Colloidal stability and correlated migration of illite in the aquatic environment: The roles of pH, temperature, multiple cations and humic acid

Abstract

The mobility and environmental risk of colloids and associated pollutants are dependent on their dispersion stability under various conditions. In this work, the stability and correlated migration of illite colloids (IC) were systematically investigated over a wide range of aquatic chemistry conditions. The results showed that IC was aggregation favorable at low pH, low temperature and high ionic strength. The critical coagulation concentration (CCC) of IC increased exponentially with increasing values of r/Z3, following the Schulze-Hardy and Hofmeister series. Humic acid (HA) greatly mitigated colloid aggregation since the attachment of HA on IC surface increased the steric hindrance and electrostatic potential, and the enhancement of stability was linearly correlated with the HA concentration. The Derjaguin-Landau-Verwey-Overbeek (DLVO) model revealed that the interaction force deriving from van der Waals forces and electrostatic double-layer energy evolved as the aquatic chemistry varied, and the reduction in repulsion force between particles facilitated the colloid collision and then aggregation.
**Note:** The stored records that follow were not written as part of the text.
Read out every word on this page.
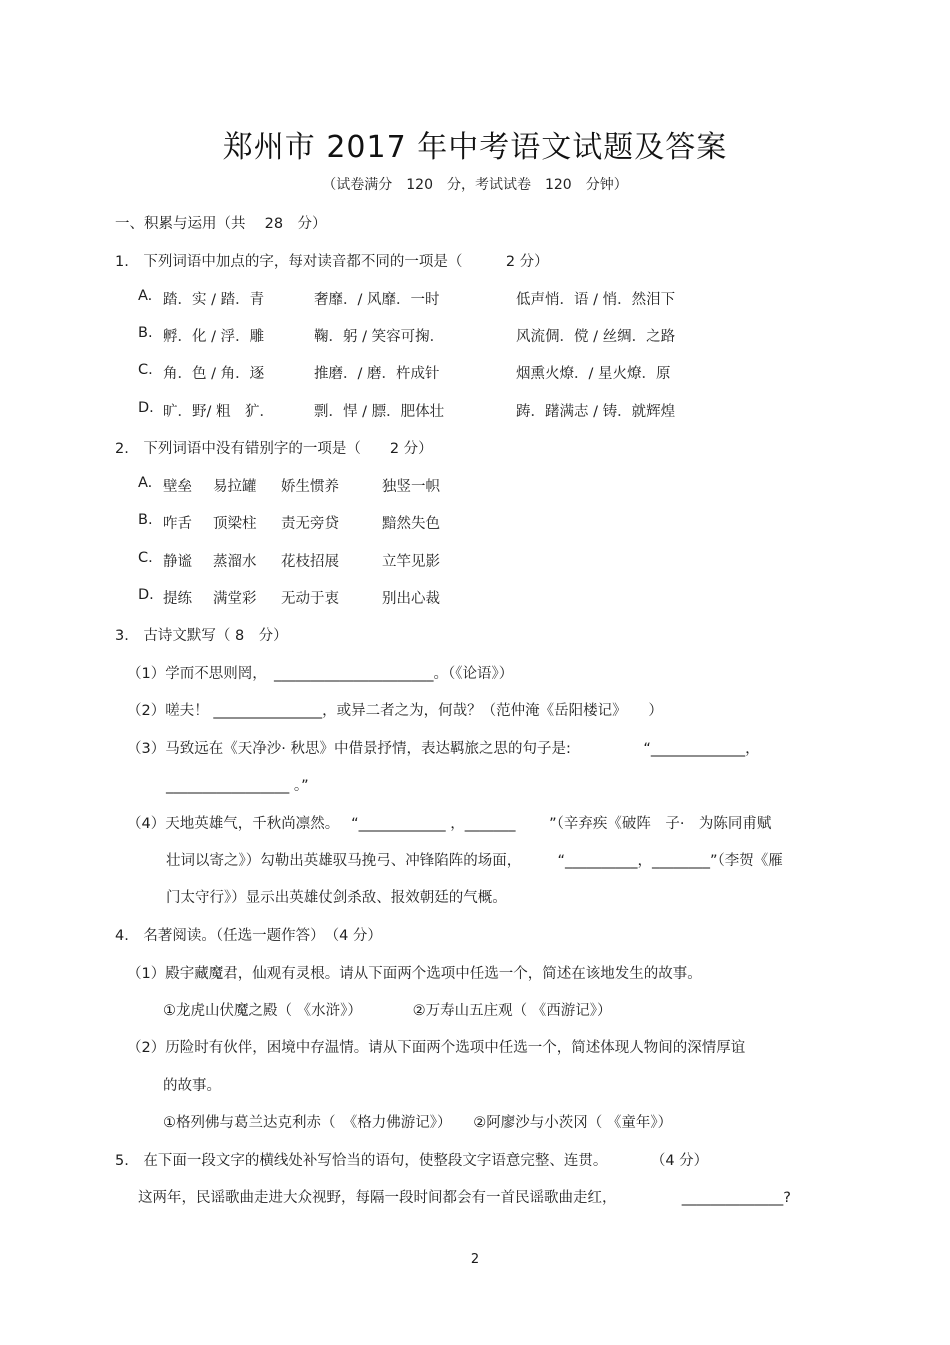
郑州市 2017 年中考语文试题及答案
（试卷满分　120　分，考试试卷　120　分钟）
一、积累与运用（共　 28　分）
1.　下列词语中加点的字，每对读音都不同的一项是（　　　2 分）
A. 踏．实 / 踏．青	奢靡．/ 风靡．一时	低声悄．语 / 悄．然泪下
B. 孵．化 / 浮．雕	鞠．躬 / 笑容可掬．	风流倜．傥 / 丝绸．之路
C. 角．色 / 角．逐	推磨．/ 磨．杵成针	烟熏火燎．/ 星火燎．原
D. 旷．野/ 粗　犷．	剽．悍 / 膘．肥体壮	踌．躇满志 / 铸．就辉煌
2.　下列词语中没有错别字的一项是（　　2 分）
A. 壁垒 易拉罐 娇生惯养	独竖一帜
B. 咋舌 顶梁柱 责无旁贷	黯然失色
C. 静谧 蒸溜水 花枝招展	立竿见影
D. 提练 满堂彩 无动于衷	别出心裁
3.　古诗文默写（ 8　分）
（1）学而不思则罔，　______________________。（《论语》）
（2）嗟夫！ _______________，或异二者之为，何哉？（范仲淹《岳阳楼记》　　）
（3）马致远在《天净沙· 秋思》中借景抒情，表达羁旅之思的句子是:　　　　　“_____________，
_________________ 。”
（4）天地英雄气，千秋尚凛然。　 “____________ ，_______　　 ”（辛弃疾《破阵　子·　为陈同甫赋
壮词以寄之》）勾勒出英雄驭马挽弓、冲锋陷阵的场面，　　　“__________，________”（李贺《雁
门太守行》）显示出英雄仗剑杀敌、报效朝廷的气概。
4.　名著阅读。（任选一题作答）　（4 分）
（1）殿宇藏魔君，仙观有灵根。请从下面两个选项中任选一个，简述在该地发生的故事。
①龙虎山伏魔之殿（ 《水浒》）　　　　②万寿山五庄观（ 《西游记》）
（2）历险时有伙伴，困境中存温情。请从下面两个选项中任选一个，简述体现人物间的深情厚谊
的故事。
①格列佛与葛兰达克利赤（　《格力佛游记》）　　②阿廖沙与小茨冈（ 《童年》）
5.　在下面一段文字的横线处补写恰当的语句，使整段文字语意完整、连贯。　　　　（4 分）
这两年，民谣歌曲走进大众视野，每隔一段时间都会有一首民谣歌曲走红，　　　　　______________?
2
The migration of IC in the porous sand column was highly correlated with the dispersion stability and filtration effect, the agglomerated colloids were redispersed and released when conditions favored dispersion. The illite colloids acted as efficient carriers for Eu(III) transport. These findings are essential for improving the understanding of the geological fate of environmental colloids and associated radionuclides.